Уже совсем темно. На западе вспыхивают не то зарницы, не то далекие вспышки артиллерийских батарей.
Лицо врага
Дивизия с боями пробивается к Днепру. После тяжелого поражения на Курской дуге враг не может стабилизовать фронт, укрепиться на каком-либо рубеже. Все свои надежды он возлагает теперь на Днепр, где думает остановить стремительное наступление наших войск. Отступая под натиском наших войск, немцы жгут города и села, оставляя после себя мертвые пустыни. Горят нескошенные хлеба, горит степная трава, полыхают железнодорожные станции, взлетают на воздух железнодорожные мосты. Больше вреда нанести русским, стереть с лица земли все, что называется русским, осквернить их леса и реки, испоганить русские поля, зачадить трупным смрадом русское небо — вот чего хотят отступающие гитлеровские войска.
День и ночь над украинскими степями не умолкает гул артиллерийской канонады. Дрожит земля, как в малярийном ознобе.
Дороги усеяны немецкой техникой, брошенной при поспешном отступлении. Целехонькие танки и самоходные артиллерийские установки чередуются с разбитыми «оппель-кадетами», принадлежащими мелкой офицерской сошке, и «оппель-адмиралами», кожаные сиденья которых потерты жирными задами немецких генералов. В кюветах полулежат огромные штабные автобусы, валяются мотоциклы.
Повсюду разбросаны узлы, чемоданы, баулы, до отказа набитые награбленным тряпьем. Почти в каждом чемодане увидишь порнографические открытки, фляги с французским коньяком, банки португальских сардин, запечатанный порошок эрзац-лимонада. Тут же — парадные френчи с железными крестами, вшивое нательное белье, истоптанные носки, заношенные до черноты портянки. О, немцы бережливы, они не выбросят ни одну тряпку.

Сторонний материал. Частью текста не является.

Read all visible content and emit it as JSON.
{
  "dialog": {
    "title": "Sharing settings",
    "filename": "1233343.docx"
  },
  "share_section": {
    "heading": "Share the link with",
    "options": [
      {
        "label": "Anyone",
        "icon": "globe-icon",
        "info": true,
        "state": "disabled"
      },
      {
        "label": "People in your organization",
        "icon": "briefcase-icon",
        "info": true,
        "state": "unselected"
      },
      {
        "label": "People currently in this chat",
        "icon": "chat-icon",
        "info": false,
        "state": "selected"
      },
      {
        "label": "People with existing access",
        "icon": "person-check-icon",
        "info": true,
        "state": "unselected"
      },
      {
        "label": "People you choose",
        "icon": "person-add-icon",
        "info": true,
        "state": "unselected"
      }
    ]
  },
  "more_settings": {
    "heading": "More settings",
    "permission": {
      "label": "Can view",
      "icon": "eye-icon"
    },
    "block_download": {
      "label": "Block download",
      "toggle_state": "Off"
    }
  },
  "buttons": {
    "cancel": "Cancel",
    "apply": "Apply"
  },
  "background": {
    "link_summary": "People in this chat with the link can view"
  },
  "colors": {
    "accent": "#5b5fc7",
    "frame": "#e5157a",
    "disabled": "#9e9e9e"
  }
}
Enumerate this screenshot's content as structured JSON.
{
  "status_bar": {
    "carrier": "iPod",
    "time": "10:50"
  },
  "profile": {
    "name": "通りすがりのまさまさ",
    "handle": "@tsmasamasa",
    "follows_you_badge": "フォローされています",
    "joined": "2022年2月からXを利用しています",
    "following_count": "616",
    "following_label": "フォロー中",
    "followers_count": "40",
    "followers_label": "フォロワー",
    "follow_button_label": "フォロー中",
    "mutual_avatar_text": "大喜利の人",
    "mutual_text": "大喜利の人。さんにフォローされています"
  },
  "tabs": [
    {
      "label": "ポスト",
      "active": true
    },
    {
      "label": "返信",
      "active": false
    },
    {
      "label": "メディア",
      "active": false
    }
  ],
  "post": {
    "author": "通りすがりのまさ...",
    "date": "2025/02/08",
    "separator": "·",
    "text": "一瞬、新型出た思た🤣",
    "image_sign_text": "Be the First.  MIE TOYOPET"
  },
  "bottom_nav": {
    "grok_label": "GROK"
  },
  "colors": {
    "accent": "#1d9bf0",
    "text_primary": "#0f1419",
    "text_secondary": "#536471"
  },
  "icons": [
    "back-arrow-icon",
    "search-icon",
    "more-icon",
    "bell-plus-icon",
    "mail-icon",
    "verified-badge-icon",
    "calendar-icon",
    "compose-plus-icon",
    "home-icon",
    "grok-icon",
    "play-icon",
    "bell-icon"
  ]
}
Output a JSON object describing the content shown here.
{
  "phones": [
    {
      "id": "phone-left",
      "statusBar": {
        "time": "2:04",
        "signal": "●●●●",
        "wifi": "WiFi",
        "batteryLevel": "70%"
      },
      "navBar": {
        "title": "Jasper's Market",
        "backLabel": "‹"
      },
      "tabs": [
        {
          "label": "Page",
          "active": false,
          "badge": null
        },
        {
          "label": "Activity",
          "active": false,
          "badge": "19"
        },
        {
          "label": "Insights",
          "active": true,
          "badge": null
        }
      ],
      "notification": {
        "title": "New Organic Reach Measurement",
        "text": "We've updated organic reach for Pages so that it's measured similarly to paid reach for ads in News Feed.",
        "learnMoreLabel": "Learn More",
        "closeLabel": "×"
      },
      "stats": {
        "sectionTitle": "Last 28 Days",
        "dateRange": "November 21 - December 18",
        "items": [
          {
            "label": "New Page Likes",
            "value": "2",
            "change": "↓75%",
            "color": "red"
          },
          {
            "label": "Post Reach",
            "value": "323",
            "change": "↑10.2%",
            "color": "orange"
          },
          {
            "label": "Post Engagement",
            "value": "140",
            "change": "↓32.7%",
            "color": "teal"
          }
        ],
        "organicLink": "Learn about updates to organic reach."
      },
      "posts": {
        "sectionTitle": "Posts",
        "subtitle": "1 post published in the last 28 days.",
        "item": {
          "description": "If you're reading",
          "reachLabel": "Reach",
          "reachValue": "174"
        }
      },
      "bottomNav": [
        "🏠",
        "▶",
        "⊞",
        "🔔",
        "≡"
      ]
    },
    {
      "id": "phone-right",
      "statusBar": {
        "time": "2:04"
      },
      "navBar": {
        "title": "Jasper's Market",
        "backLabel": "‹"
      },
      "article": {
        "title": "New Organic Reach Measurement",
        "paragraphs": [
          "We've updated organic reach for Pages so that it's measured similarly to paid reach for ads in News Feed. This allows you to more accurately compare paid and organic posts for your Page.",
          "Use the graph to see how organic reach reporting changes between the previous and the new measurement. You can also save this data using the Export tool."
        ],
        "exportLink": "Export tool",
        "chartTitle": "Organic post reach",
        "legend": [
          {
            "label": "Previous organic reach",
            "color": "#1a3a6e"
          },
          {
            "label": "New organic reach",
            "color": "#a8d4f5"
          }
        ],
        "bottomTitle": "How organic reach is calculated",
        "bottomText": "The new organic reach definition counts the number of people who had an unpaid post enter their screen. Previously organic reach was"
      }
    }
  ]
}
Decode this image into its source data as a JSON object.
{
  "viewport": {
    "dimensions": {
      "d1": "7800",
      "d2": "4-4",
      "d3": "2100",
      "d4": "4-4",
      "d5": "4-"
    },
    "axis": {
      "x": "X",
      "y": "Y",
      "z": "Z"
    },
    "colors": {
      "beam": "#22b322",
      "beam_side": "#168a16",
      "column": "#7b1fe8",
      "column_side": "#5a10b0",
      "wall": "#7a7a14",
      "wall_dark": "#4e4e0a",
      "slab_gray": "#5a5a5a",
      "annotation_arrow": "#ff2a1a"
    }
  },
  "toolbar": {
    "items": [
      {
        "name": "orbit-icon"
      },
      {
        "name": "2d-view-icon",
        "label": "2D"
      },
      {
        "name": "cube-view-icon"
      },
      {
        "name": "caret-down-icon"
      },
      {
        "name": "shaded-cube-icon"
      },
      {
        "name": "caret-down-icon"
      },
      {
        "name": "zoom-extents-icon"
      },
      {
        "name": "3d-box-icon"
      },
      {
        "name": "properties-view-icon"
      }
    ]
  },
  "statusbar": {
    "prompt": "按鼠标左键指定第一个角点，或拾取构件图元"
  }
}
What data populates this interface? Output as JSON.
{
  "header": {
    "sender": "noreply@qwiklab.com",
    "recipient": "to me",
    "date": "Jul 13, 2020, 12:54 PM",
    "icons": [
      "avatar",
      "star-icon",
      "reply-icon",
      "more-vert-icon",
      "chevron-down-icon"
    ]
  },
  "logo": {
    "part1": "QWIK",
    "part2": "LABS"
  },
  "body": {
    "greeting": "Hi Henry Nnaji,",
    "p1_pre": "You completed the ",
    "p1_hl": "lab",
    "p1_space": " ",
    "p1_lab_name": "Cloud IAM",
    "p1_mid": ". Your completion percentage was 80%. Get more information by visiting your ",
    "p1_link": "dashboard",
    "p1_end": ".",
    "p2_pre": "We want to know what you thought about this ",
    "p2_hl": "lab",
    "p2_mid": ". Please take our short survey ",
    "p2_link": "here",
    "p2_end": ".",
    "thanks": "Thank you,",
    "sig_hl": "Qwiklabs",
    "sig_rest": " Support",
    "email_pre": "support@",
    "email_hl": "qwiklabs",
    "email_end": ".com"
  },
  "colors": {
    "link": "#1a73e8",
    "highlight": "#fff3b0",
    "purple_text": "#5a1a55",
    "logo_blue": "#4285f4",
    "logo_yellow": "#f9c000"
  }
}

Эта рвань издает отвратительный запах, и даже воронье шарахается в сторону от всего, что оставил враг на дорогах отступления. Мой знакомый командир похоронной команды, служба которого и так была сопряжена с довольно-таки неприятным делом, ругался, проклинал судьбу за то, что ему приходится очищать дороги, закатывать всю эту дрянь в глубокие ямы или просто жечь на огромных кострах.
Войска быстрым маршем идут на запад. Тесно на дорогах. В воздухе висит многоголосый гомон, гул танковых моторов и артиллерийских тягачей, грохот походных кухонь, скрип армейских двуколок. В безоблачном небе одна за другой проходят эскадрильи наших штурмовиков, бомбардировщиков, истребителей.
Вот оно, большое наступление! Ликует душа солдата. Хотя изнурительны марши, кровопролитны бои, адски тяжела работа солдата, полна неудобств и лишений походно-боевая обстановка, но в наших рядах не найдешь человека с постным и скучным лицом, не услышишь брюзжания, которое порой встречалось в дни обороны. Не подвезли обед — можно потуже стянуть ремень; не мылись в бане целый месяц — можно искупаться в какой-нибудь тихой украинской речушке; опаздывает с письмами полевая почта — не беда: в тылу и так знают, что мы наступаем.
Уже под вечер входим в сгоревшее село. Отсюда немцы были выбиты сегодня утром. По бокам дороги тянутся в ряд печки — все, что уцелело от хат. Из степи возвращаются к пепелищам жители.